Meclis içtüzüğünde de değişiklik için adım atılacağını belirten Kurtulmuş, "Meclis başkanı seçildiğimde ilk konuşmamda söylemiştim. İç tüzük değişikliğine de ihtiyaç var. Mesela komisyonların isimlerinin değiştirilmesinden, meclisin haftalık müzakere süreçlerinin yeniden dizayn edilmesine kadar bir sürü alanda değişiklikler yapılabilir. Bu konuyu da hemen Meclis başlar başlamaz parti gruplarıyla müzakere edip onların gündemine taşıyacağım" dedi.
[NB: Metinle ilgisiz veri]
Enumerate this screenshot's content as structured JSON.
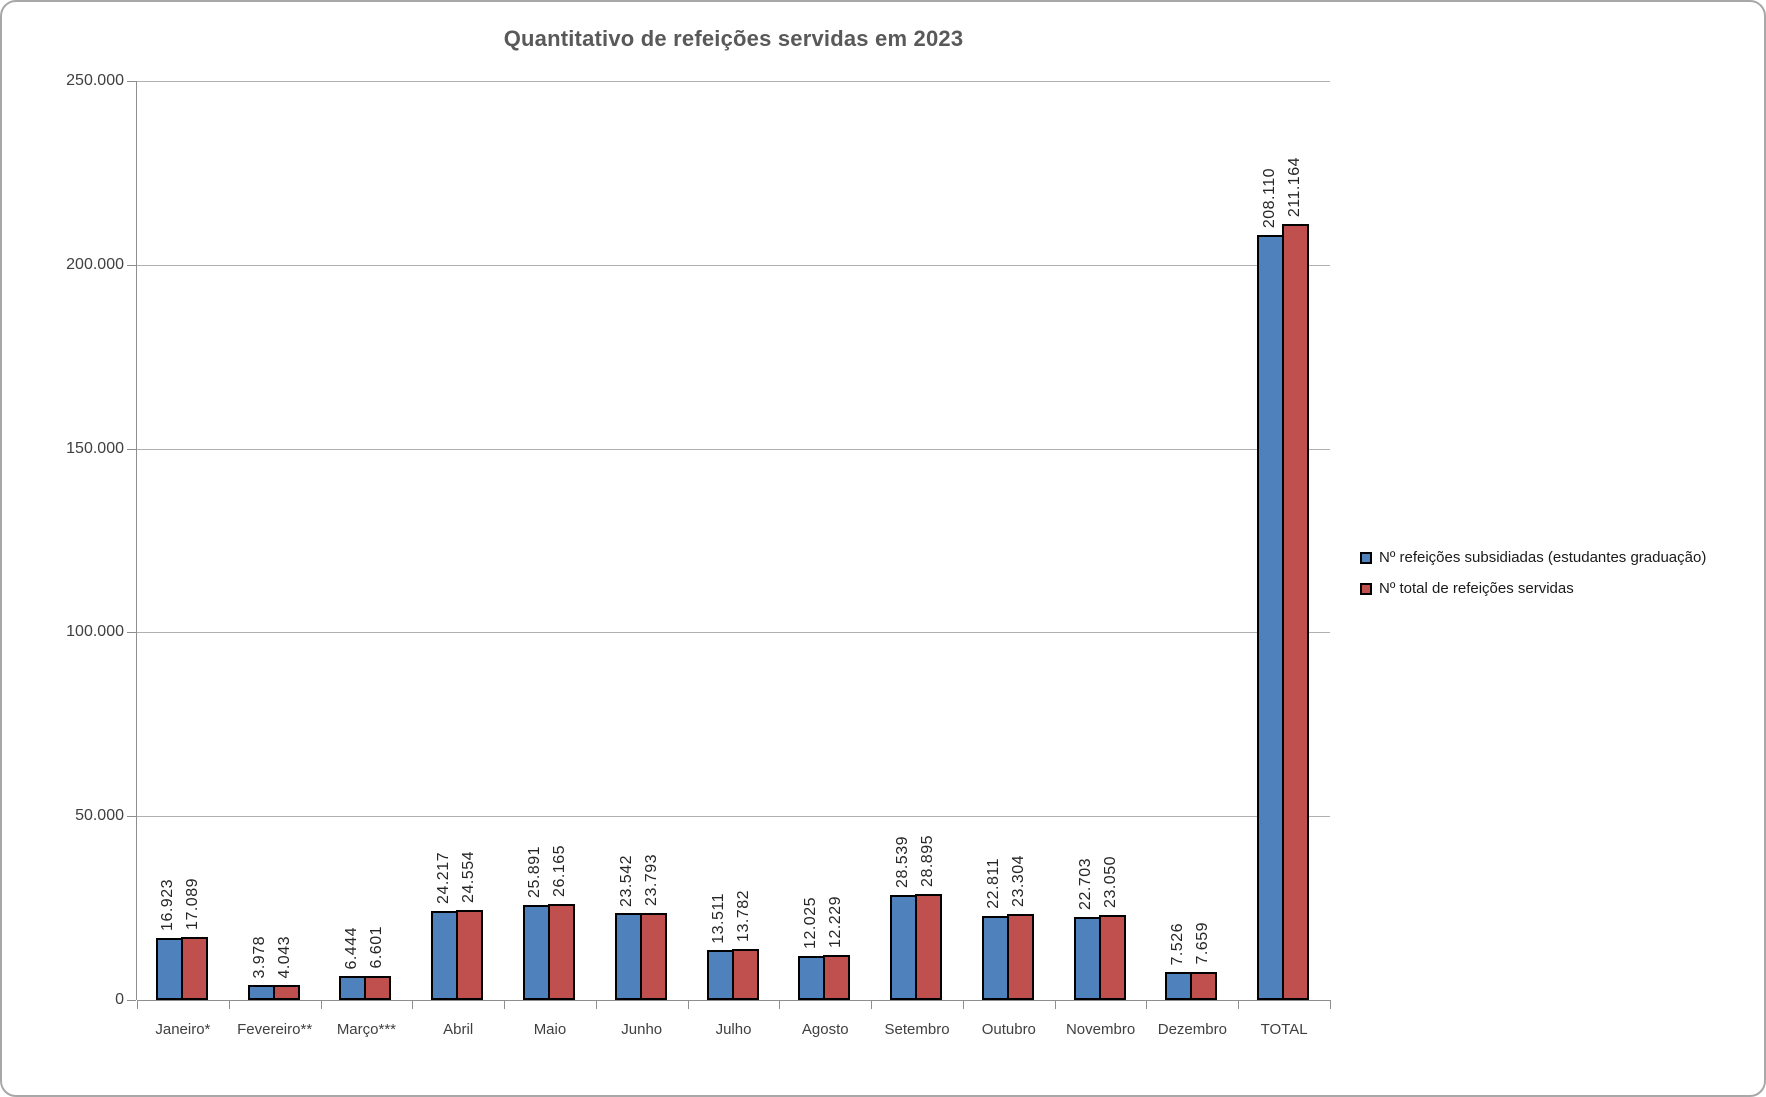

"Orta Doğu halkları bütünleşmeye doğru yönelmeli"
İsrail'in sınır tanımayan saldırılarına bir kez daha tepki gösteren Kurtulmuş: "İsrail’in en büyük gücü ne Amerika’dır ne askeri teknolojisidir ne uluslararası medyadaki hakimiyetidir ne uluslararası finans çevrelerindeki ne de uluslararası akademideki hakimiyetidir. Bunlar İsrail'e bir güç veriyor ama İsrail'in en büyük gücü, bölge ülkelerinin, İslam ülkelerinin dağılmışlığı, parçalanmışlığı ve çaresizliğidir. Dünya halkları tepkilerini gösterirken, Türkiye olarak bizlerin de bölge ülkelerini, Ortadoğu ülkelerini aralarındaki siyasi farklılıkları bir tarafa bırakıp birlikte hareket edebilecekleri bir noktaya getirmemiz şart. Çok acıdır; Suriye’deki iç savaş başladığında insanlar Lübnan'a kaçtılar, şimdi ise Lübnan'dan Suriye'ye kaçıyorlar. Türkiye ile Suriye arasındaki sorunların süratle çözülmesi ve normalleşmenin ötesinde çok yakın diyalogların ortaya konulması lazım. Netanyahu ve çetesi şöyle görüyor; ‘Biz ve bize köle olmak zorunda olan Orta Doğu halkları.’ Orta Doğu halkları eğer köleleştirilmeye rıza göstermiyorlarsa birleşmeye, bütünleşmeye doğru yönelmelidir" ifadesini kullandı.